Matters came to a head in 1989 when tens of thousands of Black Africans were rounded up and expelled to neighbouring Mali and Senegal.
Hundreds of villages were set ablaze, prized cattle seized and women raped as the country’s Black African population was reduced by an estimated eight percent.
It was the Haratin, prodded along by their erstwhile masters, who conducted the pogroms, before settling on the fertile farms vacated by fleeing refugees.
Amid the lawlessness and impunity, Cherif, who was in his late teens, was also expelled.
It happened after a police officer took a liking to a young lady Cherif had been dating. When he refused to step aside, he was threatened.
“He told me he would deport me,” said Cherif. “And that’s what he did.”
The officer arrived with a colleague and took him away. After four years in Senegal he returned in 1993, and became a campaigner for PLEJ, the first political party to represent Black Mauritanians.

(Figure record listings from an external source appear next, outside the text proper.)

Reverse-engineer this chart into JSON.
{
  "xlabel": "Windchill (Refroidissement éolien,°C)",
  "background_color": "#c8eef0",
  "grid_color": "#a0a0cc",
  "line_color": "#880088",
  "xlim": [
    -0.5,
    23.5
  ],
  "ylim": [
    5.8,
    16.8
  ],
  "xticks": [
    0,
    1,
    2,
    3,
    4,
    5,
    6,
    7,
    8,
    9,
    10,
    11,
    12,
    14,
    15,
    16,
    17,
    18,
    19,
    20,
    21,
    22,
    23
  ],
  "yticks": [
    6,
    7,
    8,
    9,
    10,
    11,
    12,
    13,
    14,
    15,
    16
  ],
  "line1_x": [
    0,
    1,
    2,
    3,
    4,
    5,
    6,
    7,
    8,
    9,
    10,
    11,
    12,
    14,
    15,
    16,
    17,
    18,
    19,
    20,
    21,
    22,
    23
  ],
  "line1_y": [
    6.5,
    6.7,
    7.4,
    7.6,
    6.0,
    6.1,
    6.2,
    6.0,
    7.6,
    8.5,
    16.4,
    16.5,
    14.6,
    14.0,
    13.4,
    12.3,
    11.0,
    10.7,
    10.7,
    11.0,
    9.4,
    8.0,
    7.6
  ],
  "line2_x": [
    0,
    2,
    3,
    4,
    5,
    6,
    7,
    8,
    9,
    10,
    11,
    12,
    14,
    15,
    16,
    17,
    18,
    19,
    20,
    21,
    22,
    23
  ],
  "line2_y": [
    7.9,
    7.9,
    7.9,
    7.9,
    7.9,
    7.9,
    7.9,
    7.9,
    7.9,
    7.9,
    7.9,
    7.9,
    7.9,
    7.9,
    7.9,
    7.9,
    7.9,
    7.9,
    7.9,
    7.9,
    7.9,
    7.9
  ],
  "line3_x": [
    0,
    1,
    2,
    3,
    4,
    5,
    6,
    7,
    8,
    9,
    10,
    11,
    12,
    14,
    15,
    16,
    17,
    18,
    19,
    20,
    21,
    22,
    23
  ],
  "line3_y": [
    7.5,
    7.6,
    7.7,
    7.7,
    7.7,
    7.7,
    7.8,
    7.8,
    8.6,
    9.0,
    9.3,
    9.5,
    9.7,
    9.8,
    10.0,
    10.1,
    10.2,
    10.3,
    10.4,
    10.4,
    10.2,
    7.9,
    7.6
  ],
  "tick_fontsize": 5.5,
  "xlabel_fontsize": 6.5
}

He moved to the US soon after. But even there, Black Mauritanian’s still face racism, said Abdoulaye Sow, who fled to the US after what survivors call the “genocide” of 1989.
“We feel the discrimination directed at all blacks in the US in every aspects of our lives,” said Abdoulaye.
“We get pulled over by the police. We feel it when we apply for jobs and when trying to get promoted.
“We feel it everywhere and we just have to deal with it because home is worse.”
This weekend, Cherif took Abdoul to further protests and remains upbeat about their outcome.
“There are going to be some changes. It’s not going to be a hundred percent change but I’m optimistic there are going to be some real changes this time,” said Cherif.
‘We feel the discrimination directed at all blacks in the US in every aspects of our lives. We feel it everywhere and we just have to deal with it because home is worse’
– Abdoulaye Sow
But when asked what Abdoul would like to be when he grows up, Cherif laughs, before saying, remarkably: “He said he wants to be a police officer.”
Cherif puts it down to the influence of the computer game Fortnite.
“It’s this game they play everyday I was going to take them off it,” he said.
In a short video about his future plans, Abdoul is asked by his father why he wants to become a police officer. “So I can help people,” he replies.
Asked if he would ever shoot people, he says “no”. When asked why: “Because I don’t want to go to prison,” he says.